Question

Random samples of students at 123 four-year colleges were interviewed several times since 1991. Of the students who reported drinking alcohol, the percentage who reported drinking daily was 32.2​% of 13,431 students in 1991 and 47.7% of 8507 students in 2003.

a. Estimate the difference between the proportions in 2003 and 1991​, and interpret.

b. Find the standard error for this difference.

c. Construct and interpret a 99​% confidence interval to estimate the true change.

d. State the assumptions for the confidence interval in​ (c) to be valid.

Answer 1

a. Estimate the difference between the proportions in 2003 and 1991​, and interpret.

Solution:

We are given P₁ = 0.477, P₂ = 0.322

Estimated difference in proportions = P₁ – P₂ = 0.477 - 0.322 = 0.155

b. Find the standard error for this difference.

Standard error = sqrt[(P1*(1 – P1)/N1) + (P2*(1 – P2)/N2)]

Standard error = sqrt[(0.477*(1 – 0.477)/8507) + (0.322*(1 – 0.322)/13431)]

Standard error = 0.0068

c. Construct and interpret a 99​% confidence interval to estimate the true change.

Confidence interval for difference between two population proportions:

Confidence interval = (P1 – P2) ± Z*sqrt[(P1*(1 – P1)/N1) + (P2*(1 – P2)/N2)]

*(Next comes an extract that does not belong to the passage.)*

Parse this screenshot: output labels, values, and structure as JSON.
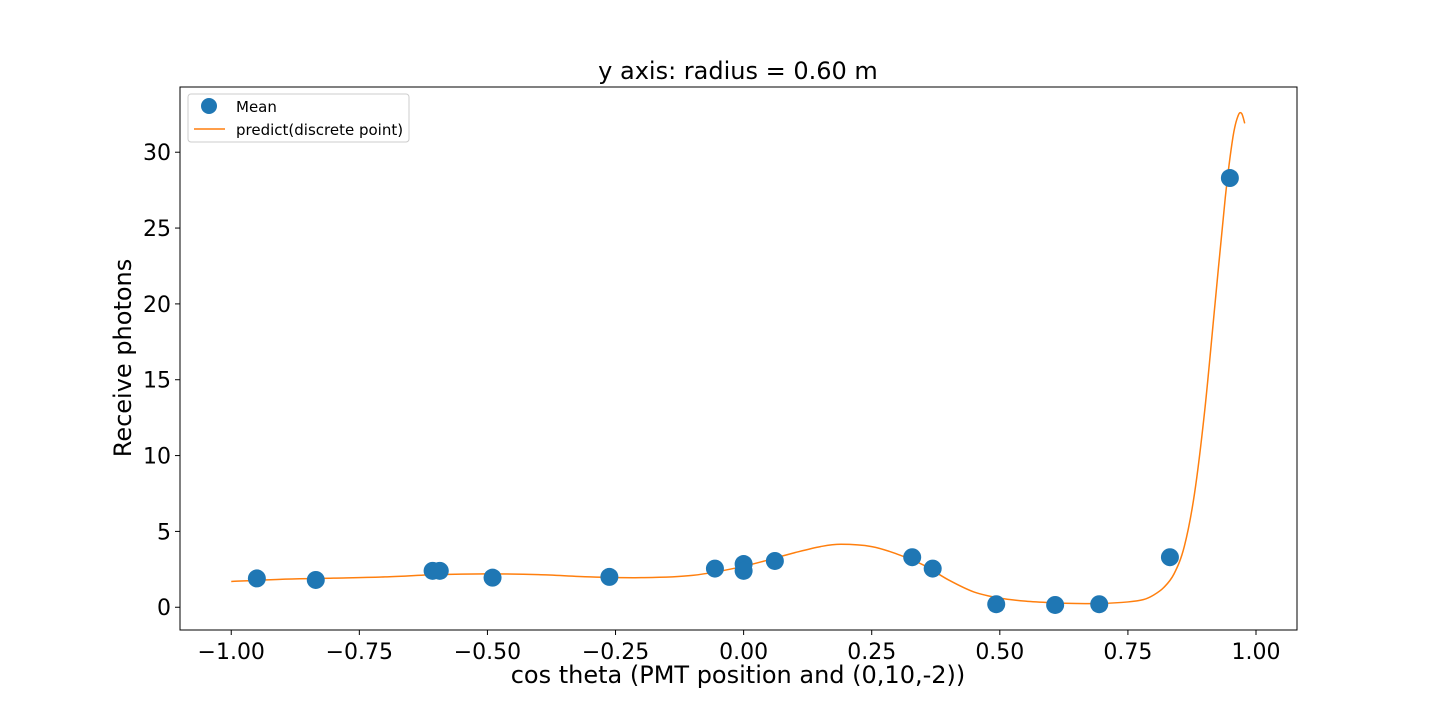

Where, P1 and P2 are sample proportions for first and second groups respectively.

Confidence level = 99%

Critical Z value = 2.5758

(by using z-table)

Confidence interval = (P1 – P2) ± Z*sqrt[(P1*(1 – P1)/N1) + (P2*(1 – P2)/N2)]

Confidence interval = (.477 – .322) ± 2.5758* sqrt[(0.477*(1 – 0.477)/8507) + (0.322*(1 – 0.322)/13431)]

Confidence interval = (.477 – .322) ± 2.5758* 0.0068

Confidence interval = 0.155 ± 2.5758* 0.0068

Confidence interval = 0.155 ± 0.0174

Lower limit = 0.155 - 0.0174 = 0.1376

Upper limit = 0.155 + 0.0174 = 0.1724

Confidence interval = (0.1376, 0.1724)

d. State the assumptions for the confidence interval in​ (c) to be valid.

Both the sample sizes are greater and adequate for using normal distribution. Sample sizes are greater than 30 so that we can use normal approximation for the above confidence interval.